New CBN report catalogues mess in power sector


TUESDAY, 22 JUNE 2010 01:24 


A new report prepared for the Central Bank and the Committee of Bankers has offered a comprehensive insight into the hapless state of Nigeria’s public power sector which has become a drainpipe into which more than one Ntrillion has been sunk, and is now in a worse shape than it was ten years ago.


The report was prepared by Rupert de Borchgrave, special advisor from the CBN, Andrew Alli, CEO of African Finance Corporation, Onche Ugbade, Chief Strategy Officer of First Bank, and assisted by private consultants.

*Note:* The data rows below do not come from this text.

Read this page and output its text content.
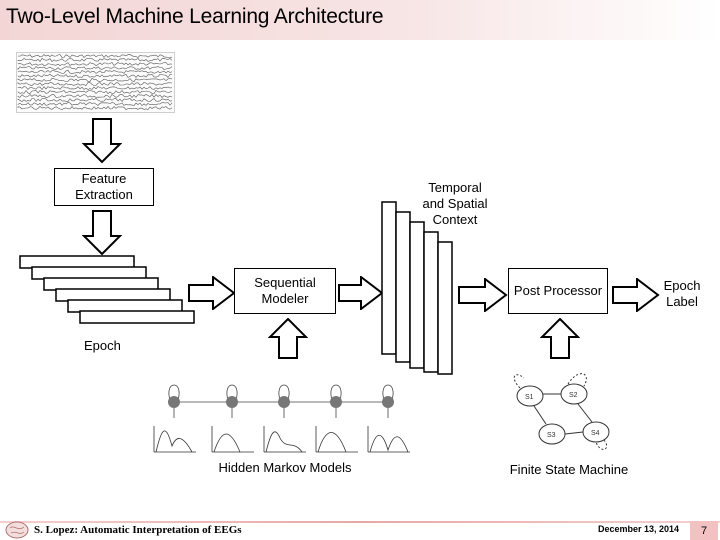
Two-Level Machine Learning Architecture
Feature Extraction
Epoch
Sequential Modeler
Temporal
and Spatial
Context
Post Processor	Epoch Label
Hidden Markov Models
S1	S2
S3	S4
Finite State Machine
S. Lopez: Automatic Interpretation of EEGs	December 13, 2014	7
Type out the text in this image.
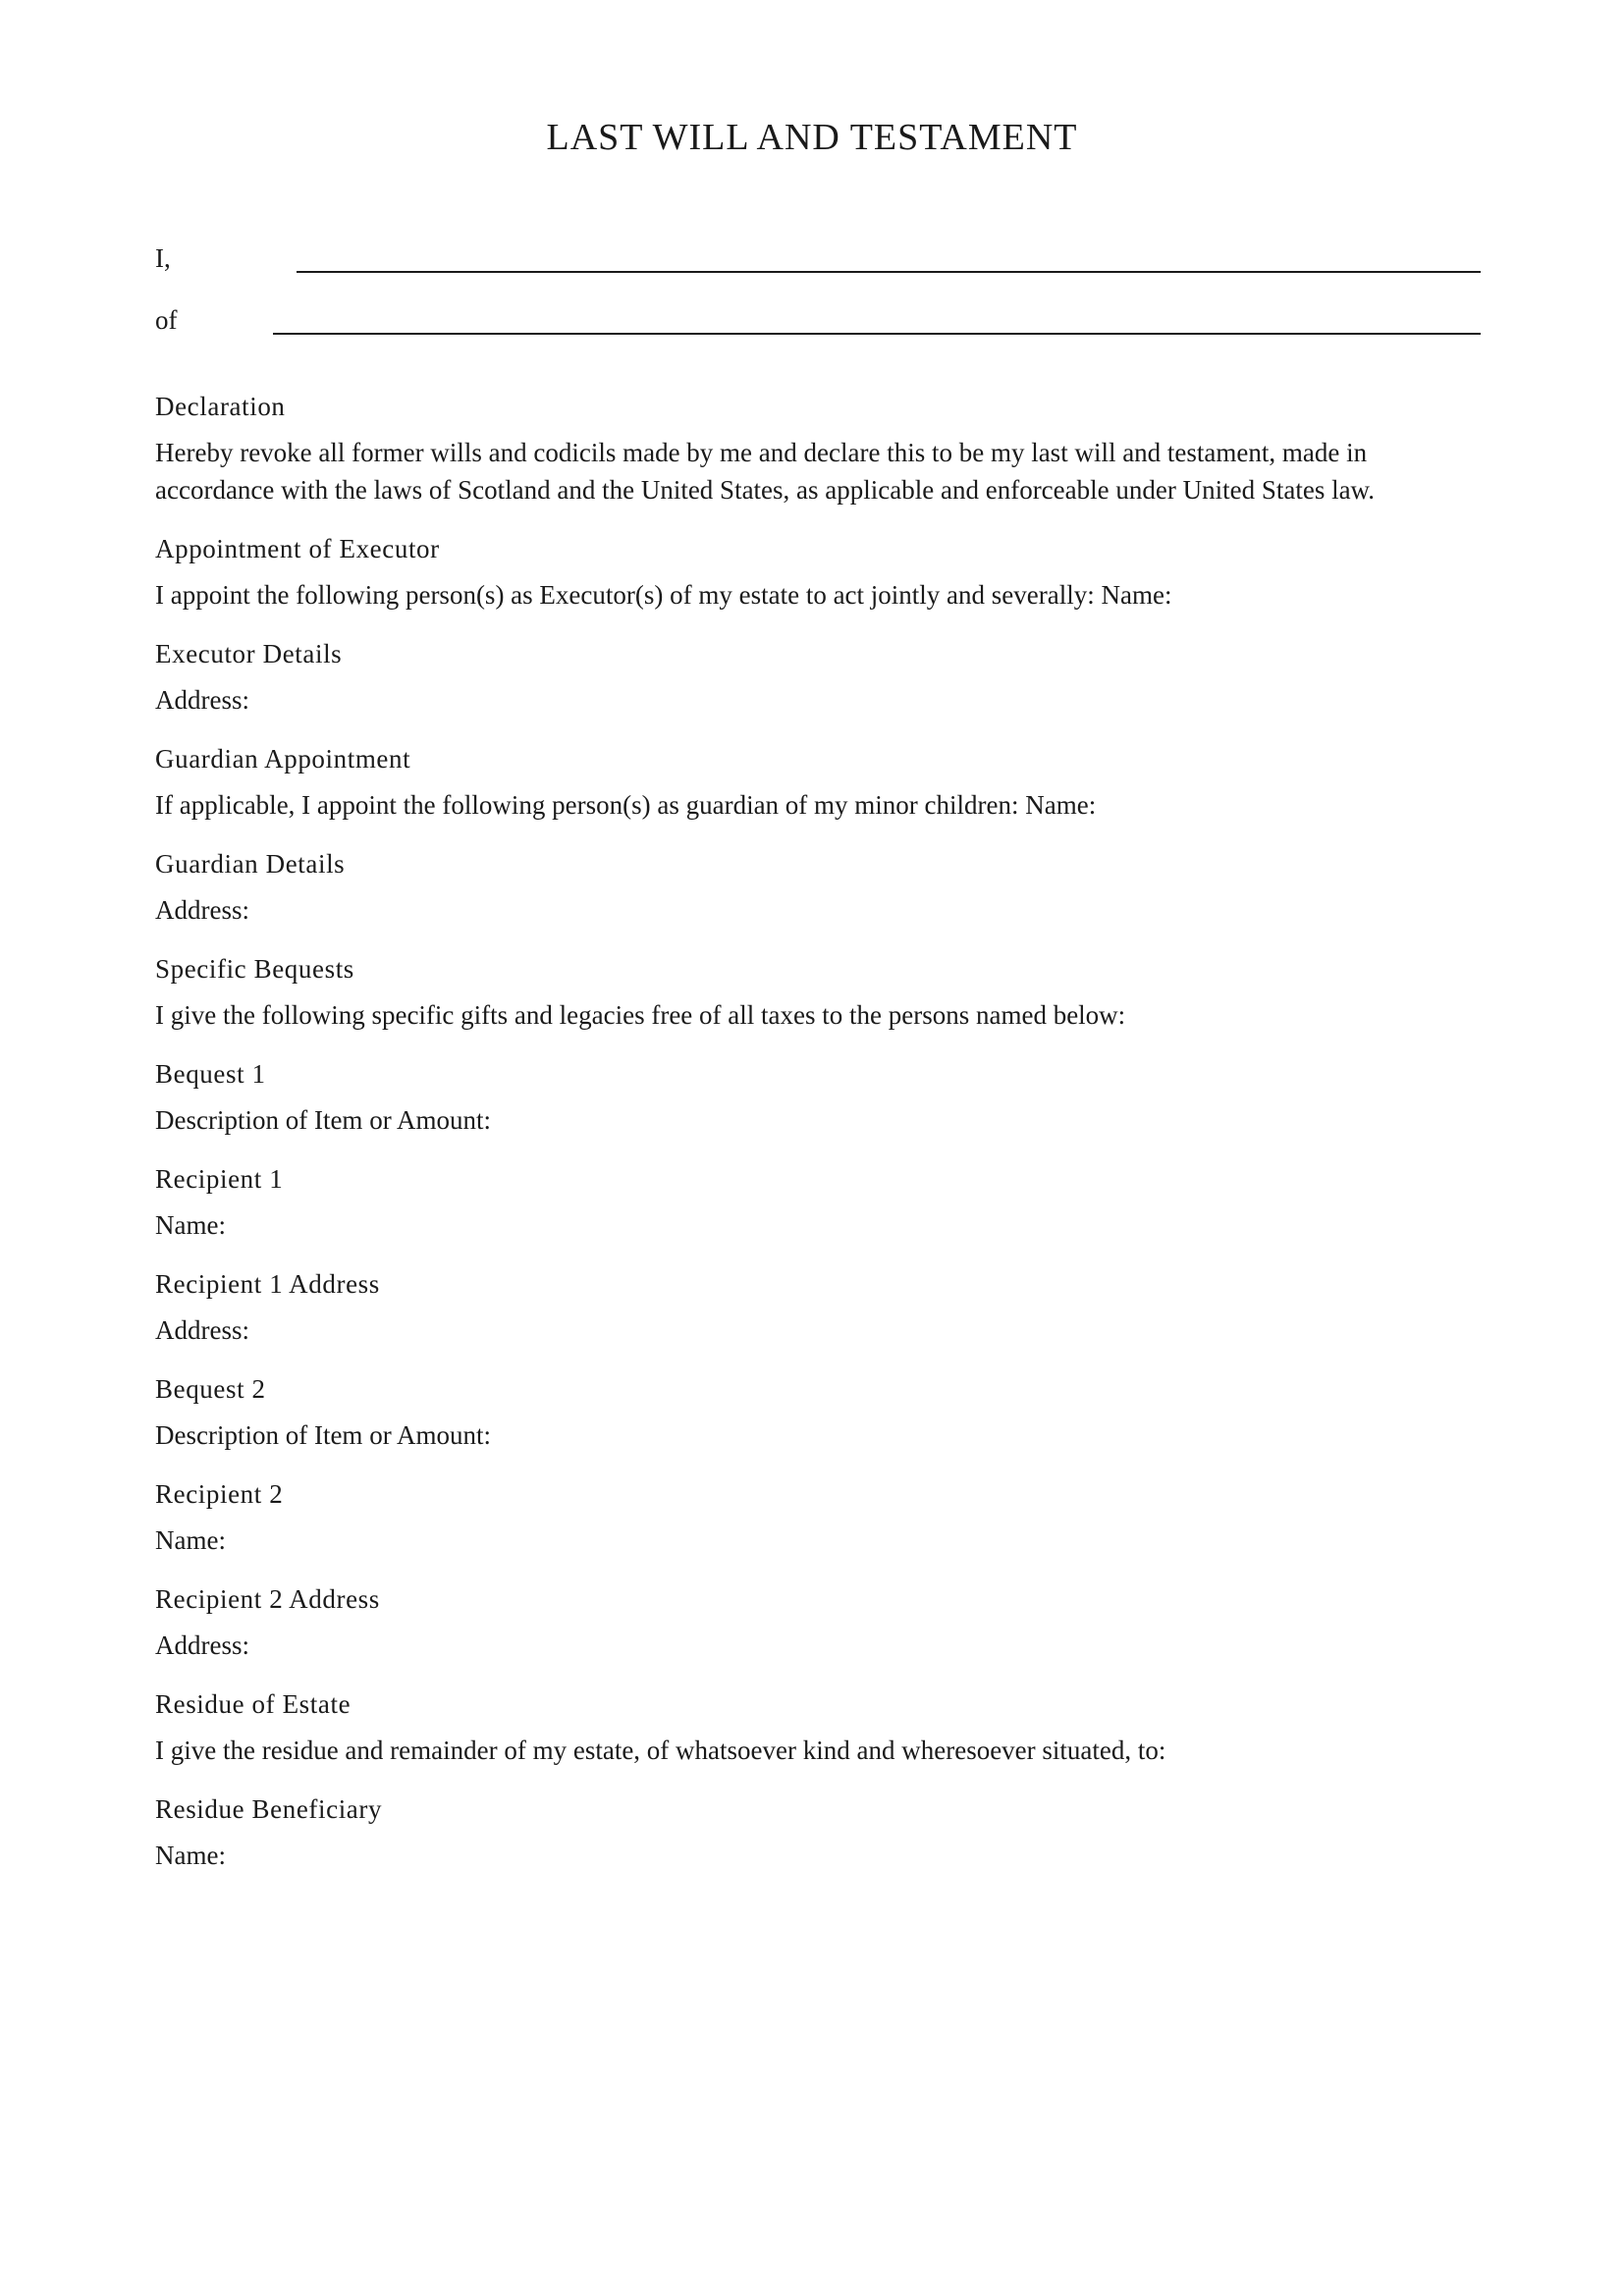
LAST WILL AND TESTAMENT
I,
of
Declaration
Hereby revoke all former wills and codicils made by me and declare this to be my last will and testament, made in accordance with the laws of Scotland and the United States, as applicable and enforceable under United States law.
Appointment of Executor
I appoint the following person(s) as Executor(s) of my estate to act jointly and severally: Name:
Executor Details
Address:
Guardian Appointment
If applicable, I appoint the following person(s) as guardian of my minor children: Name:
Guardian Details
Address:
Specific Bequests
I give the following specific gifts and legacies free of all taxes to the persons named below:
Bequest 1
Description of Item or Amount:
Recipient 1
Name:
Recipient 1 Address
Address:
Bequest 2
Description of Item or Amount:
Recipient 2
Name:
Recipient 2 Address
Address:
Residue of Estate
I give the residue and remainder of my estate, of whatsoever kind and wheresoever situated, to:
Residue Beneficiary
Name:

The report which has since been handed over to the Jonathan administration, also seeks, for the first time, to establish a linkage between the power sector mess and the failure of the real sector and the banking sector crisis.According to the report, a copy of which has been obtained by BusinessDay, “total on-grid generating capacity in Nigeria is 2,500 MW, of which only 500 MW is being generated by PHCN, with the remainder coming from AES, AGIP and Shell. Total private diesel generation by firms and individuals is estimated at 5000-6000 MW.”BusinessDay analysts say, globally, it costs about $1m to deliver one MW of power, except in Nigeria where the cost can be ten times more in the case where power is delivered at all, and the report blamed PHCN’s failure on mismanagement, poor quality service delivery, excessive spending to oil corruption, and the convoluted procurement processes; all of which have left the power sector technically bankrupt.

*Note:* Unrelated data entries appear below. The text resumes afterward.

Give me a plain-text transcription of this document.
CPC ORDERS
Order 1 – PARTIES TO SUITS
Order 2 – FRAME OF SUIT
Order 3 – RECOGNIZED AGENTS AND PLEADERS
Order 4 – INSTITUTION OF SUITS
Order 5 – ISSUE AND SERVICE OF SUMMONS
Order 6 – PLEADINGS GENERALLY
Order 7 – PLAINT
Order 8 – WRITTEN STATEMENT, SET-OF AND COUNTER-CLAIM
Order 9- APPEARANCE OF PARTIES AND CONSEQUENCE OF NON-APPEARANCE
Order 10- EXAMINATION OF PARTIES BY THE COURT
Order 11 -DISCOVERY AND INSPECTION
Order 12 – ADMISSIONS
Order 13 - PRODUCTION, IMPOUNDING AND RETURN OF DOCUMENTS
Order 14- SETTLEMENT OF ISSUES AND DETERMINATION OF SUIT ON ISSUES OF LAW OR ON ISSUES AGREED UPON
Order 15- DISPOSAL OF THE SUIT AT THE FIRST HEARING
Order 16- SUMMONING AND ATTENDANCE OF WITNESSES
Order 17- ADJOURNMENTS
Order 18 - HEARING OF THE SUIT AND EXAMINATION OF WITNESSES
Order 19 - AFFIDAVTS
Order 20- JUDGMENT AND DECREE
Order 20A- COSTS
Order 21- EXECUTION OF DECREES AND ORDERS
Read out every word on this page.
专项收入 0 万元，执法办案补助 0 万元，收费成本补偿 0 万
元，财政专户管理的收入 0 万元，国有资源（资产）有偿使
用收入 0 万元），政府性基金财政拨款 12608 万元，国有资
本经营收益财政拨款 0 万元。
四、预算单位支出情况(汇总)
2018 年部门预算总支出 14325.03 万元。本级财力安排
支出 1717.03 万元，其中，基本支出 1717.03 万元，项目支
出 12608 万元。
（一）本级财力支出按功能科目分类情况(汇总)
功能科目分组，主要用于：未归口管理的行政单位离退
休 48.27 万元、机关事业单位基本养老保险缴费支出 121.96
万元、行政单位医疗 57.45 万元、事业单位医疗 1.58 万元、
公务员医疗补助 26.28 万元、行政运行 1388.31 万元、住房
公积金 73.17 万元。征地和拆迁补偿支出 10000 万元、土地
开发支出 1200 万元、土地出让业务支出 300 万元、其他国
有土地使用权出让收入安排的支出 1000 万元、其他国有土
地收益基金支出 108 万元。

The authors of the report said the power network in Nigeria “suffers from unstable transmission and distribution, overloaded transformers, obsolete equipment and poor planning; all of these under the management of staff who are poorly trained and poorly motivated, with little interest in seeing improvements, but with a major interest in maintaining the status quo. Not surprisingly, PHCN does not have a credible programme of repair, maintenance and overhaul in place.In a blistering critique of the NIPP projects on which the government is placing hopes of improved power, the report said: “Generating capacity from the realizable NIPP projects (most of which are unlikely to come on stream before 2011) is estimated at circa 4,800 MW. None of these projects are near completion and the delivery dates keep shifting.”

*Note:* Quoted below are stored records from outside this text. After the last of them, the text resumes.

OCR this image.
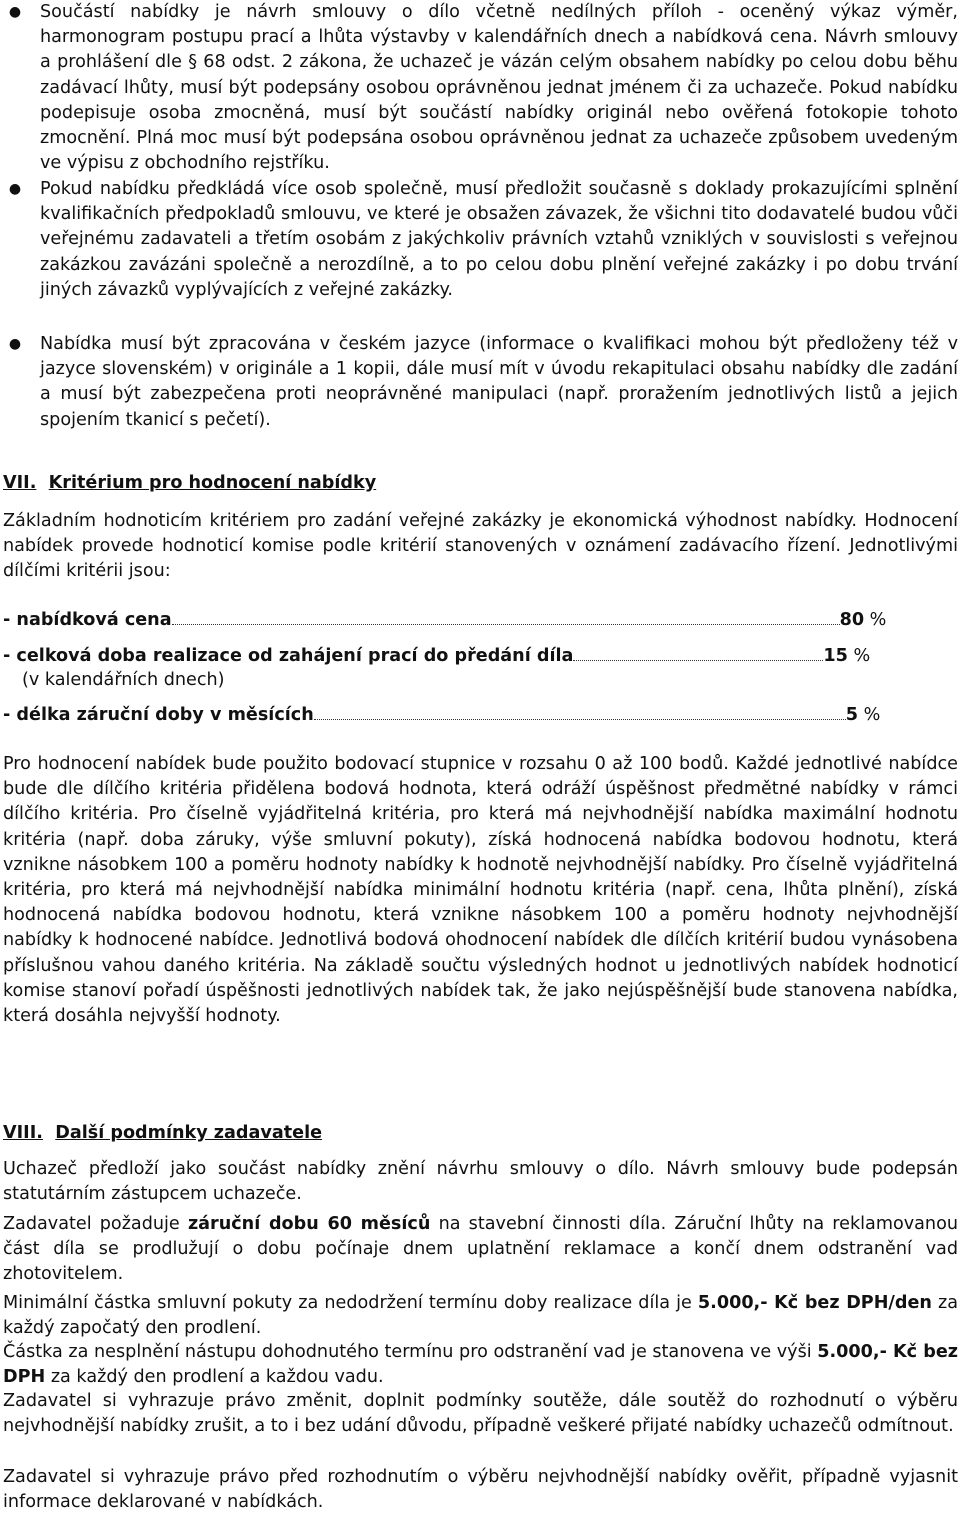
● Součástí nabídky je návrh smlouvy o dílo včetně nedílných příloh - oceněný výkaz výměr, harmonogram postupu prací a lhůta výstavby v kalendářních dnech a nabídková cena. Návrh smlouvy a prohlášení dle § 68 odst. 2 zákona, že uchazeč je vázán celým obsahem nabídky po celou dobu běhu zadávací lhůty, musí být podepsány osobou oprávněnou jednat jménem či za uchazeče. Pokud nabídku podepisuje osoba zmocněná, musí být součástí nabídky originál nebo ověřená fotokopie tohoto zmocnění. Plná moc musí být podepsána osobou oprávněnou jednat za uchazeče způsobem uvedeným ve výpisu z obchodního rejstříku.

● Pokud nabídku předkládá více osob společně, musí předložit současně s doklady prokazujícími splnění kvalifikačních předpokladů smlouvu, ve které je obsažen závazek, že všichni tito dodavatelé budou vůči veřejnému zadavateli a třetím osobám z jakýchkoliv právních vztahů vzniklých v souvislosti s veřejnou zakázkou zavázáni společně a nerozdílně, a to po celou dobu plnění veřejné zakázky i po dobu trvání jiných závazků vyplývajících z veřejné zakázky.

● Nabídka musí být zpracována v českém jazyce (informace o kvalifikaci mohou být předloženy též v jazyce slovenském) v originále a 1 kopii, dále musí mít v úvodu rekapitulaci obsahu nabídky dle zadání a musí být zabezpečena proti neoprávněné manipulaci (např. proražením jednotlivých listů a jejich spojením tkanicí s pečetí).

VII. Kritérium pro hodnocení nabídky

Základním hodnoticím kritériem pro zadání veřejné zakázky je ekonomická výhodnost nabídky. Hodnocení nabídek provede hodnoticí komise podle kritérií stanovených v oznámení zadávacího řízení. Jednotlivými dílčími kritérii jsou:

- nabídková cena	80 %
- celková doba realizace od zahájení prací do předání díla	15 %
(v kalendářních dnech)
- délka záruční doby v měsících	5 %

Pro hodnocení nabídek bude použito bodovací stupnice v rozsahu 0 až 100 bodů. Každé jednotlivé nabídce bude dle dílčího kritéria přidělena bodová hodnota, která odráží úspěšnost předmětné nabídky v rámci dílčího kritéria. Pro číselně vyjádřitelná kritéria, pro která má nejvhodnější nabídka maximální hodnotu kritéria (např. doba záruky, výše smluvní pokuty), získá hodnocená nabídka bodovou hodnotu, která vznikne násobkem 100 a poměru hodnoty nabídky k hodnotě nejvhodnější nabídky. Pro číselně vyjádřitelná kritéria, pro která má nejvhodnější nabídka minimální hodnotu kritéria (např. cena, lhůta plnění), získá hodnocená nabídka bodovou hodnotu, která vznikne násobkem 100 a poměru hodnoty nejvhodnější nabídky k hodnocené nabídce. Jednotlivá bodová ohodnocení nabídek dle dílčích kritérií budou vynásobena příslušnou vahou daného kritéria. Na základě součtu výsledných hodnot u jednotlivých nabídek hodnoticí komise stanoví pořadí úspěšnosti jednotlivých nabídek tak, že jako nejúspěšnější bude stanovena nabídka, která dosáhla nejvyšší hodnoty.

VIII. Další podmínky zadavatele

Uchazeč předloží jako součást nabídky znění návrhu smlouvy o dílo. Návrh smlouvy bude podepsán statutárním zástupcem uchazeče.

Zadavatel požaduje záruční dobu 60 měsíců na stavební činnosti díla. Záruční lhůty na reklamovanou část díla se prodlužují o dobu počínaje dnem uplatnění reklamace a končí dnem odstranění vad zhotovitelem.

Minimální částka smluvní pokuty za nedodržení termínu doby realizace díla je 5.000,- Kč bez DPH/den za každý započatý den prodlení.

Částka za nesplnění nástupu dohodnutého termínu pro odstranění vad je stanovena ve výši 5.000,- Kč bez DPH za každý den prodlení a každou vadu.

Zadavatel si vyhrazuje právo změnit, doplnit podmínky soutěže, dále soutěž do rozhodnutí o výběru nejvhodnější nabídky zrušit, a to i bez udání důvodu, případně veškeré přijaté nabídky uchazečů odmítnout.

Zadavatel si vyhrazuje právo před rozhodnutím o výběru nejvhodnější nabídky ověřit, případně vyjasnit informace deklarované v nabídkách.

In the absence of any radical reform of the sector, it said more than half this capacity will be lost from gas supply shortage and power losses over the collapsing transmission and distribution networks. Establishing a correlation between the power sector failure and banking sector crisis, the authors posited that “the banking sector crisis was largely caused by the inability of the real economy to absorb credit, thereby forcing banks to lend their freshly raised capital post-consolidation to the capital market, real estate and hydrocarbon sectors.”


“The inability of the banks to lend to the real economy is due to high overheads in the service sector resulting from the high cost of substitute energy, and the non-viability of manufacturing in the absence of constant power supply.”In addition, the report said the banking sector itself also suffers directly from high operating overheads resulting from the high cost of substitute energy, leading to high cost, income ratios, wide net interest margins, and lending rates in excess of 20 per cent.


The document’s authors argue that the long term economic growth and viability of the economy including the banking and financial sectors require falls in lending rates and the operating expenses of lenders and borrowers, neither of which is possible without fixing the power supply debacle.